AtRec: Accelerating Recommendation Model Training on CPUs

Primary LanguageC++

This is a repository for code of "AtRec: Accelerating Recommendation Model Training on CPUs".

ENV

  • Intel(R) Xeon(R) Gold 6330 CPU @ 2.00GHz
  • 64 GiB Memory
  • Docker

Start docker container using existing images

Atrec uses the following docker container:

docker run -it --net=host --ipc=host alideeprec/deeprec-build:deeprec-dev-cpu-py36-ubuntu18.04

DeepRec uses the same image as Atrec. For TensorFlow and PyTorch, the official images can be used. Take TensorFlow for example:

docker run -it --net=host --ipc=host tensorflow/tensorflow:2.11.0 # For TensorFlow
docker run -it --net=host --ipc=host tensorflow/tensorflow:2.11.0-gpu # For TensorFlow gpu

Install Atrec

We recommend use the docker image alideeprec/deeprec-build:deeprec-dev-cpu-py36-ubuntu18.04 and install the pre-built wheel directly. Use the following command in the repo root directory if you are using the recommended docker image:

pip install wheel/tensorflow-1.15.5+deeprec2208-cp36-cp36m-linux_x86_64.whl

DeepRec, TensorFlow and PyTorch can be fetched and installed from PyPI using pip directly.

Build from Source (Skip if you are using the docker image given above)

Atrec can also be built from source. Use the following command to build and install Atrec if needed:

cd DeepRec
./configure # Keep pressing Enter along the configuration process to use all default options
bazel build --config=noaws --config=nogcp --config=nohdfs --config=nokafka --config=noignite --config=nonccl -c opt --config=opt --config=mkl_threadpool --define build_with_mkl_dnn_v1_only=true --copt=-O3 //tensorflow/tools/pip_package:build_pip_package

./bazel-bin/tensorflow/tools/pip_package/build_pip_package /tmp/tensorflow_pkg

pip install /tmp/tensorflow_pkg/tensorflow-1.15.5+deeprec2208-cp36-cp36m-linux_x86_64.whl

Extract The Dataset

Due to the size limitation, only the amz dataset is bundled in this repo. It can be extracted as follows:

cd dataset
tar xvf amz_book.tar.zst

Make sure git lfs support is correctly configured to get the dataset archive.
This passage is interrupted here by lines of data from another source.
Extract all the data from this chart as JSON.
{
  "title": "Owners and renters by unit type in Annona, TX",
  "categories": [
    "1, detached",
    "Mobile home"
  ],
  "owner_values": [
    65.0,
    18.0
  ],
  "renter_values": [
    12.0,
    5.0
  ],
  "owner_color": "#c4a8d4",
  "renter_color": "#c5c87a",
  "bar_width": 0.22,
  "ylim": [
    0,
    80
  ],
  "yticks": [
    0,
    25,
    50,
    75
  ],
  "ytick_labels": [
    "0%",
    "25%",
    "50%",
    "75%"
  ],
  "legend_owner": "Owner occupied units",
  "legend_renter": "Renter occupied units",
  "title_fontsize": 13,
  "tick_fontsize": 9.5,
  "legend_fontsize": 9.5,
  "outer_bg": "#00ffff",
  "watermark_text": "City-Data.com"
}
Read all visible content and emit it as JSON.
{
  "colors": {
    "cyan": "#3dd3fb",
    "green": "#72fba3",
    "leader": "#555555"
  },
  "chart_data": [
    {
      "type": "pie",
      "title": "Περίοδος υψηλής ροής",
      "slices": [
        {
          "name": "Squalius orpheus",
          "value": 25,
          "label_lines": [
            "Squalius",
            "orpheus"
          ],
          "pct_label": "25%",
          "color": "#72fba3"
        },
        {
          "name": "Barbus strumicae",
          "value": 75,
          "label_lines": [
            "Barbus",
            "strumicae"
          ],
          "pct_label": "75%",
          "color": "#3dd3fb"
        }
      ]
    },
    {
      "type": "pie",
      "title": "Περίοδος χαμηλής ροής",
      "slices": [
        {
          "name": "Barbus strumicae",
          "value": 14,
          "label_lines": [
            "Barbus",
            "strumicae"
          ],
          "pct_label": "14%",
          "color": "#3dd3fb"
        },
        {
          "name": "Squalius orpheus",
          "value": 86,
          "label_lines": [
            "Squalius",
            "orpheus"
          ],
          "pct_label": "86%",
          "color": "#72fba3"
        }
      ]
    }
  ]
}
The other datasets used can be obtained through the references in the paper.

Prepare The Dataset

The default data location of all training scripts is the data directory in pwd. Here is an example for preparing amz dataset for amz-DIEN:

mkdir -p evaluation/amz-DIEN/data
cp -r dataset/amz_book evaluation/amz-DIEN/data/ # the dataset is assumed to be already extracted

Start Training

Enter the specific model dir and run the script (amz-DIEN for example):

cd evaluation/amz-DIEN
python train_deeprec.py

The end-to-end time and final AUC achieved would be printed after the training is finished.